Gelet op het voorgaande is de rechtbank van oordeel dat het gedrag van de verdachte als overtreding van artikel 5a WVW 1994 is aan te merken. Daarmee is sprake van de zwaarste vorm van schuld aan dat ongeval, namelijk roekeloosheid.
Letsel
De raadsvrouw heeft zich op het standpunt gesteld dat er geen sprake is van zwaar lichamelijk letsel. Volgens vaste jurisprudentie van de Hoge Raad moet bij de beoordeling van de vraag of sprake is van zwaar lichamelijk letsel worden gekeken naar de aard van het letsel, de noodzaak en aard van medisch ingrijpen en het uitzicht op herstel.
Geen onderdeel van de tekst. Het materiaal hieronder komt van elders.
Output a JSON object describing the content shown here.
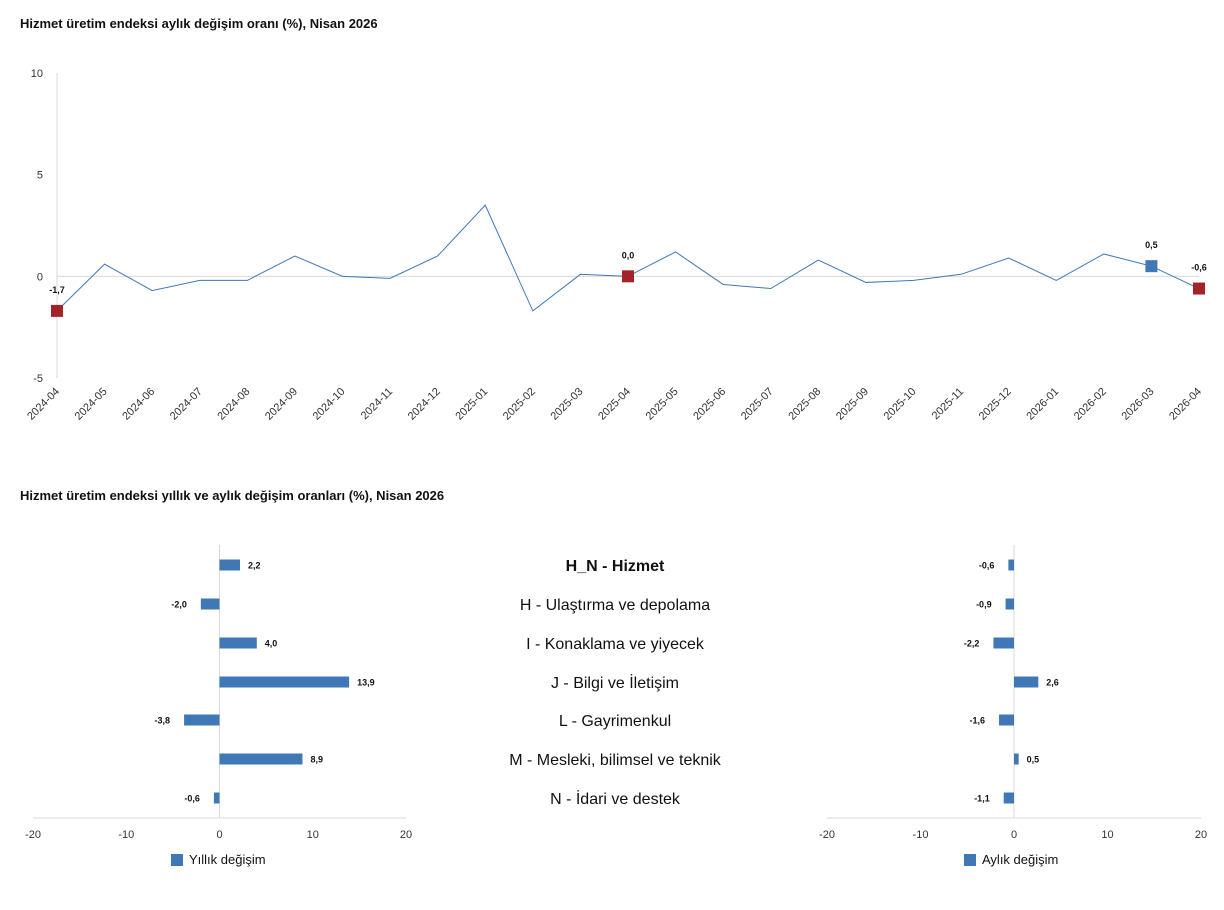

Het slachtoffer [naam] heeft als gevolg van het ongeval een verbrijzeld schouderblad opgelopen, met een verwachte duur van genezing van drie tot zes maanden. Een operatie was niet nodig. Wel heeft [naam] bij de politie ongeveer vier maanden na het ongeval verklaard nog onder behandeling van een arts te staan en dat hij sinds het ongeval niet heeft kunnen werken.
De rechtbank is van oordeel dat gelet op het voorgaande het letsel niet kan worden gekwalificeerd als zwaar lichamelijk letsel zoals bedoeld in artikel 6 WVW 1994, zodat de verdachte van dat deel van de tenlastelegging wordt vrijgesproken. Wel is de rechtbank van oordeel dat het slachtoffer zodanig lichamelijk letsel is toegebracht, dat daaruit verhindering in de uitoefening van de normale bezigheden is ontstaan omdat is gebleken dat hij gedurende lange(re) tijd arbeidsongeschikt is geweest.
Conclusie
Gelet op het voorgaande acht de rechtbank het primair tenlastegelegde wettig en overtuigend bewezen met dien verstande dat het verkeersgedrag van de verdachte is aan te merken als roekeloos in de zin van artikel 6 WVW 1994 en dat ten gevolge van zijn gedrag zodanig lichamelijk letsel is ontstaan dat daaruit tijdelijke ziekte of verhindering in de uitoefening van de normale bezigheden is ontstaan.